For any \(n \times n\) matrix \(A\), show that $$ \left.\frac{d}{d t} \operatorname{det} e^{t A}\right|_{r=e}=\operatorname{tr} A $$

We are given \( \frac{d}{d t} \operatorname{det} e^{t A}|_{r=e}=\operatorname{tr} A \). Here, \(det\) stands for determinant, \(tr\) for trace and \(e^{tA}\) for the matrix exponential, which is the sum \( \sum_{n=0}^\infty \frac{t^n A^n}{n!} \). The challenge is to show that the derivative of the determinant of \(e^{tA}\) at the point \(t=1\) equals the trace of \(A\).

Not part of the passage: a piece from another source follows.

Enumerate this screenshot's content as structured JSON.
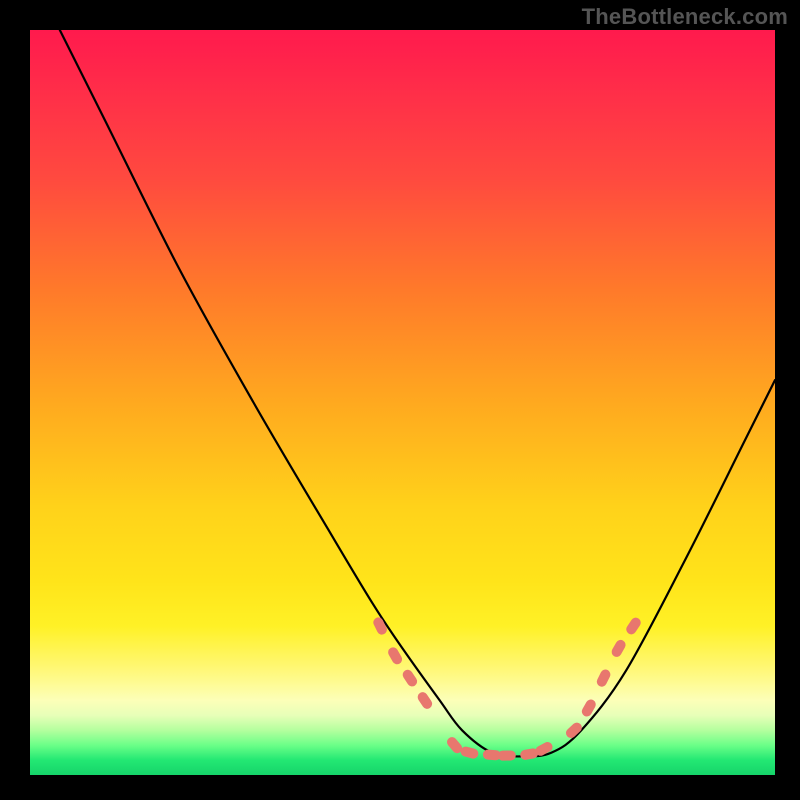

It's a known fact that the derivative of the determinant is the determinant times the trace. Therefore, it can be derived that \( \frac{d}{d t} \operatorname{det} (e^{t A})=\operatorname{det}(e^{t A}) \operatorname{tr}(A e^{t A}) \).

When evaluated at \(t=1\), this equation simplifies to \( \left. \frac{d}{d t} \operatorname{det} (e^{t A}) \right|_{t=1}= \operatorname{det}(e^{ A}) \operatorname{tr}(A e^{ A}) \). Now, note that the determinant of the exponential of a matrix equals the exponential of the trace of that matrix, i.e., \( \operatorname{det}(e^{ A})=e^{\operatorname{tr}( A)} \). Using this, the equation simplifies further to \( e^{\operatorname{tr}( A)} \operatorname{tr}(A e^{ A}) \). Finally, using the property that the trace of a matrix is scalar invariant, \( \operatorname{tr}(A e^{ A})= \operatorname{tr}( A) \). Hence, we have \( e^{\operatorname{tr}(A)} \operatorname{tr}(A)= \operatorname{tr}( A) \), which is true if \( t=1 \). Thus the equation \( \left. \frac{d}{d t} \operatorname{det} e^{t A} \right|_{r=e}= \operatorname{tr} A \), is validated.